Other than the hike, the boys mostly spent the time obsessively poking the fire. There were enough adults there that we were able to take turns supervising them, and no one got set on fire. The kids all thought we should have a fire going at all times, so we told them they were responsible for collecting enough firewood to make that happen, and the older kids even each took a turn with the saw. The adults were able to actually have some conversations, as well as reading, and staring into the fire. We all ate far too many roasted marshmallows.
This was car camping [e.g. we could drive right to the campsite, but we slept in tents, not the car] so we were able to bring a ridiculous amount of supplies. We had folding chairs and tables, a two burner stove, big tents, beer and soda, barbecued chicken, watermelon, coffee w/ cream, you name it.

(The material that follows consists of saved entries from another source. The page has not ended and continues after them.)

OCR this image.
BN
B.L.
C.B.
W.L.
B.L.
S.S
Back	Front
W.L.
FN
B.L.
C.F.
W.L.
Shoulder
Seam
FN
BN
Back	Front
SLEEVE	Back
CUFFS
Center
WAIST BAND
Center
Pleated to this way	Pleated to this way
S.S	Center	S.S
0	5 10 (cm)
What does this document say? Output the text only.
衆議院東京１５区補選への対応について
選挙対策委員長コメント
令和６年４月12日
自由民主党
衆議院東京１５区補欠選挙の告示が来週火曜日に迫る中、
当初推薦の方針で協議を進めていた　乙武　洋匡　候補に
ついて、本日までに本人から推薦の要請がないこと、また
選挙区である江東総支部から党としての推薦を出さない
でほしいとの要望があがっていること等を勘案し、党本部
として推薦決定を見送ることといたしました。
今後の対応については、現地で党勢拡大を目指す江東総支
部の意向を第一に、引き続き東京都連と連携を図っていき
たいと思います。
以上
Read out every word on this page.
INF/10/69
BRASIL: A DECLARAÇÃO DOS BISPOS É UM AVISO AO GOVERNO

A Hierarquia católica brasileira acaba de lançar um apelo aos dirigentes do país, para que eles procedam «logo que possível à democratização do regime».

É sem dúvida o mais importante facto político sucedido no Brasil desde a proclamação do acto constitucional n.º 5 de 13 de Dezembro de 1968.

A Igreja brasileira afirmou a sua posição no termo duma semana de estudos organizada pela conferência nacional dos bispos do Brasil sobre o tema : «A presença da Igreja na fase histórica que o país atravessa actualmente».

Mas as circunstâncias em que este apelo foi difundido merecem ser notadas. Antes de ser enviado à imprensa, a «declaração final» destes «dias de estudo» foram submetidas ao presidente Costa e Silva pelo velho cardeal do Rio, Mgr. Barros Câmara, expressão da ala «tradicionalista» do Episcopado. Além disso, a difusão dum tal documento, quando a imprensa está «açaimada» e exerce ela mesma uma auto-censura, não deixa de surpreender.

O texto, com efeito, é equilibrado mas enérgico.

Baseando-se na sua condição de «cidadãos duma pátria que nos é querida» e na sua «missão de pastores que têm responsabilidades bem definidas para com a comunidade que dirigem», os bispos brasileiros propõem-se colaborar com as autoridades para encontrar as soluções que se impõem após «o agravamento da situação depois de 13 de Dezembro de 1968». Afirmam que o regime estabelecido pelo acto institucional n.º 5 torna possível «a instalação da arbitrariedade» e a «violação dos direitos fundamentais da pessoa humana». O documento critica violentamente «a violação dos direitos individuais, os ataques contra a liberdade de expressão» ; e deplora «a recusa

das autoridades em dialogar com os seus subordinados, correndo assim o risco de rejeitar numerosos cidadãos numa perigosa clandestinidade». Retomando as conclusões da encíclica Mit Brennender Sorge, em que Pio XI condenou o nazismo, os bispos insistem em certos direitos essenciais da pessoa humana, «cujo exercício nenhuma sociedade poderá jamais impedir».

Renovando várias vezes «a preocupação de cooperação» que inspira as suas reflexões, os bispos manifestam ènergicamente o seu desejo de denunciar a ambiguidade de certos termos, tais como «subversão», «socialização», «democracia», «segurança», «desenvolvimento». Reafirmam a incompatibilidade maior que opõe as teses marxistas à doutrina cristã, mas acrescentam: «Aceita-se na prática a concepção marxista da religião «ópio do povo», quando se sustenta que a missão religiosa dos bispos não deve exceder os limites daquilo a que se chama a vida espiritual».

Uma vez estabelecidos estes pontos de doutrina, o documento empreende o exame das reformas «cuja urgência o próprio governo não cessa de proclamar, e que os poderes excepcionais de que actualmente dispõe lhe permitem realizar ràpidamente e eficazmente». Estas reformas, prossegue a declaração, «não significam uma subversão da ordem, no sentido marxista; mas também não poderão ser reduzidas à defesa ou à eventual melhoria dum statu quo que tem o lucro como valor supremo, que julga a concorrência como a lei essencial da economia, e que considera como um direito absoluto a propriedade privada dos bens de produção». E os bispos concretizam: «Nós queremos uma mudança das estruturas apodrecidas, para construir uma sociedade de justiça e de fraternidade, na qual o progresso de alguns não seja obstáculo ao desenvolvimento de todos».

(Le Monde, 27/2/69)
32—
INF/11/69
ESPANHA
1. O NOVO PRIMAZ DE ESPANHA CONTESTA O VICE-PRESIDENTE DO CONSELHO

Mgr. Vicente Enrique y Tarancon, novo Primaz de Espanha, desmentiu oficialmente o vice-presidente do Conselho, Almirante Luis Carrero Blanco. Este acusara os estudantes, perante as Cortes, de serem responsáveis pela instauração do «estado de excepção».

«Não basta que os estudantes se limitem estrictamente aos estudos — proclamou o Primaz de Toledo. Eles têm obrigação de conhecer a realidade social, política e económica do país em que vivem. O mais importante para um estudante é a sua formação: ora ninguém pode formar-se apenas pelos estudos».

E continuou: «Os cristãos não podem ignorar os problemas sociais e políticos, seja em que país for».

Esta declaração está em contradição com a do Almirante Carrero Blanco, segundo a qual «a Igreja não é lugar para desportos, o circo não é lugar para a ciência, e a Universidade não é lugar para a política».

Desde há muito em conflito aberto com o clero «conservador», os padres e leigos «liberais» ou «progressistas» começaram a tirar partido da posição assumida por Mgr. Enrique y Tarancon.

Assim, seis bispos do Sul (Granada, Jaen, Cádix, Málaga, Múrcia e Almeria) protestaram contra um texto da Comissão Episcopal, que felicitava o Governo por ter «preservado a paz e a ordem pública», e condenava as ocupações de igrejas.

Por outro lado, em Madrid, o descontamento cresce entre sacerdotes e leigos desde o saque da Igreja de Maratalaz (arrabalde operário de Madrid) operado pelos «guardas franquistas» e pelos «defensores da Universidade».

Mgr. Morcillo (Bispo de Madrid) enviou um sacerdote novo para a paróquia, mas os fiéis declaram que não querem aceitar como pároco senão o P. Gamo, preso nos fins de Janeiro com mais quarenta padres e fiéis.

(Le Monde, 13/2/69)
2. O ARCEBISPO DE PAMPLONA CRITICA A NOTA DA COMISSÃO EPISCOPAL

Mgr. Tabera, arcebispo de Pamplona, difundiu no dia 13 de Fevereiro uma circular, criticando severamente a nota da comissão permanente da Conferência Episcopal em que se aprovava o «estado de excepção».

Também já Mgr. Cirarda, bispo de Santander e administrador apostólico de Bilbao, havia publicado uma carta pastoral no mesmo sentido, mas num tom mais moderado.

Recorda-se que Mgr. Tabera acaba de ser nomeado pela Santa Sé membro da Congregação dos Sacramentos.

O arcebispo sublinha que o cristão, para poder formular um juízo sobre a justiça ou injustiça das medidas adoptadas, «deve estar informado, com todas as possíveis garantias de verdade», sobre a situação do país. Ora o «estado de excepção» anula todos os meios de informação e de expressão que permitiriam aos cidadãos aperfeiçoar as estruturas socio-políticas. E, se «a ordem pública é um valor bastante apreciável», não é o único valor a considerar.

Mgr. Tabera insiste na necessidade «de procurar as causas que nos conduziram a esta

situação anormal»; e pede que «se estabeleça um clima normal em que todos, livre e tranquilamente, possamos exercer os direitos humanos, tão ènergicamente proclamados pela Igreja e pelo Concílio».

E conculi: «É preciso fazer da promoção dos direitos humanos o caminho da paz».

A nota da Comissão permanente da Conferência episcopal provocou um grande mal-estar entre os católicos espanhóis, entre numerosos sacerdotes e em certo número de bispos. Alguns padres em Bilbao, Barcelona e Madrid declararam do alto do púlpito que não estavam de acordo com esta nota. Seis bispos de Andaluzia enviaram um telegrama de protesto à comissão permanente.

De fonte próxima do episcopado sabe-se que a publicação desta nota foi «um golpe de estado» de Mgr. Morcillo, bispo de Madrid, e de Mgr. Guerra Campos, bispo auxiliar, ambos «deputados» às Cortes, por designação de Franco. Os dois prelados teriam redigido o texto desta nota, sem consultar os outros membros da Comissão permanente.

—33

This is the sort of camping that I did with my family when I was growing up, but as an adult I somewhere along the way decided that I only wanted to do backcountry camping, where you only have what you're willing to carry. That's obviously not going to happen with the boys until they're old enough to carry their own gear, but this weekend made me realize that it's some sort of stupid snobbery to think that car camping isn't worth doing.
The two burner stove that my friends brought is pretty much identical to the one my parents bought at Sears 40 years ago, and a quick online search shows that Coleman still makes pretty much the identical model. I remembered that when I was little we were able to buy the fuel for the stove at gas stations, which makes me think that car camping must have been far more popular then than it is now.* We hypothesized that it's been driven out by the combination of:
- Camping as a cheap way to travel has been driven out by cheap motels and low-fare air travel.
- Those who do travel and camp mostly use RVs. (When did RVs get popular?)
- Now that air conditioning is so ubiquitous, not to mention television and the internet, not so many people are interested in sitting in the woods and getting eaten by mosquitoes. (My boys did complain about our not letting them bring their DSs.)
- Those who do still camp are more likely to be the hard core folks who want to backpack and not car camp.
*I'm not entirely sure that's true — it looks like white gas was used for things other than just camping stoves and lanterns.
What do you think — has car camping declined? Will it make a comeback in the recession? Do you do it? What's the one piece of gear that you couldn't live without?
Ok, I found some statistics from the outdoor industry foundation. I think this is the trade group of the people who sell gear. It's a little hard to read, but I think they're saying that 49 million Americans went car camping at least once in 2004, down 18 percent from 1998, and 13 million Americans went backpacking at least once in 2004, down 23 percent from 1998. If anyone can find longer-term trends, I'd love to see them.